Statistical Evaluation
Comparisons between responders and nonresponders utilized chi-square or ANOVA for categorical variables and t test/Kruskal–Wallis/Mann–Whitney test for normal/non-normally distributed continuous variables. Statistical analyses were performed using SAS Software (version 9.4; Cary, NC).
Results
Antibody tests were ordered as part of routine monthly blood draws by 46 nephrologists in the 30 DCI clinics.

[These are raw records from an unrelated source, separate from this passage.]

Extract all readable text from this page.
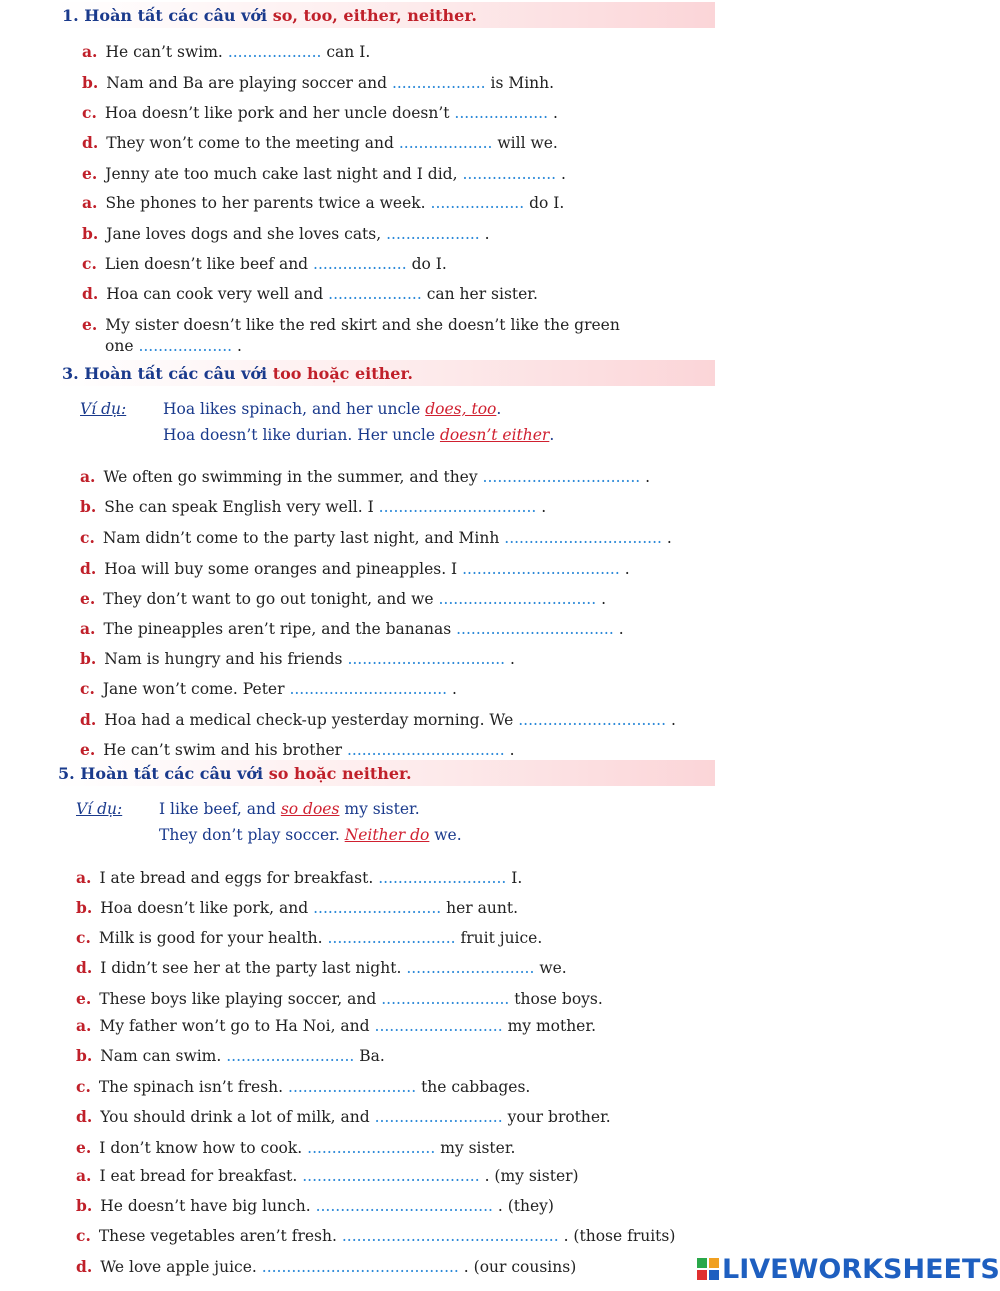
1. Hoàn tất các câu với so, too, either, neither.
a. He can’t swim. ................... can I.
b. Nam and Ba are playing soccer and ................... is Minh.
c. Hoa doesn’t like pork and her uncle doesn’t ................... .
d. They won’t come to the meeting and ................... will we.
e. Jenny ate too much cake last night and I did, ................... .
a. She phones to her parents twice a week. ................... do I.
b. Jane loves dogs and she loves cats, ................... .
c. Lien doesn’t like beef and ................... do I.
d. Hoa can cook very well and ................... can her sister.
e. My sister doesn’t like the red skirt and she doesn’t like the green
one ................... .
3. Hoàn tất các câu với too hoặc either.
Ví dụ: Hoa likes spinach, and her uncle does, too.
Hoa doesn’t like durian. Her uncle doesn’t either.
a. We often go swimming in the summer, and they ................................ .
b. She can speak English very well. I ................................ .
c. Nam didn’t come to the party last night, and Minh ................................ .
d. Hoa will buy some oranges and pineapples. I ................................ .
e. They don’t want to go out tonight, and we ................................ .
a. The pineapples aren’t ripe, and the bananas ................................ .
b. Nam is hungry and his friends ................................ .
c. Jane won’t come. Peter ................................ .
d. Hoa had a medical check-up yesterday morning. We .............................. .
e. He can’t swim and his brother ................................ .
5. Hoàn tất các câu với so hoặc neither.
Ví dụ: I like beef, and so does my sister.
They don’t play soccer. Neither do we.
a. I ate bread and eggs for breakfast. .......................... I.
b. Hoa doesn’t like pork, and .......................... her aunt.
c. Milk is good for your health. .......................... fruit juice.
d. I didn’t see her at the party last night. .......................... we.
e. These boys like playing soccer, and .......................... those boys.
a. My father won’t go to Ha Noi, and .......................... my mother.
b. Nam can swim. .......................... Ba.
c. The spinach isn’t fresh. .......................... the cabbages.
d. You should drink a lot of milk, and .......................... your brother.
e. I don’t know how to cook. .......................... my sister.
a. I eat bread for breakfast. .................................... . (my sister)
b. He doesn’t have big lunch. .................................... . (they)
c. These vegetables aren’t fresh. ............................................ . (those fruits)
d. We love apple juice. ........................................ . (our cousins)	LIVEWORKSHEETS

A total of 395 patients on maintenance dialysis under their care were eligible, with two doses of vaccine administered by March 3, 2021. Among them, 360 patients (91%) had spike-Ab-IgG test ordered, although only 186 (47%) had results ≥14 days after their second vaccine dose available at the time of analysis on March 18, 2021. Among these 186 patients on dialysis, mean age was 68±12 years, with 47% women, 21% of Black race, 26% residents in long-term care facilities, and 97% undergoing in-center hemodialysis (Table 1). Spike-Ab-IgG was positive (≥2 U/L) in 165 out of 186 (88.7%) without significant difference between BNT162b2/Pfizer (148 out of 168) and mRNA-1273/Moderna (17 out of 18) vaccines at 88.1% versus 94.4%, P=0.42. Characteristics of recipients categorized by vaccine manufacturer are shown in Supplemental Table 1. The distribution of titer levels drawn over 23±8 days after the second dose is shown in Figure 1A. Nonresponders had mean spike-Ab-IgG titer of 0.4±0.2 versus 18.2±4.3 among responders (P<0.001). If we consider weakly reactive spike-Ab-IgG levels ≥1 U/L as responders, four patients are added, raising the overall responder rate to 90.8% (169 out of 186).
Table 1.
Characteristics of patients on maintenance dialysis with data on vaccine response (antibody ≥2 U/L)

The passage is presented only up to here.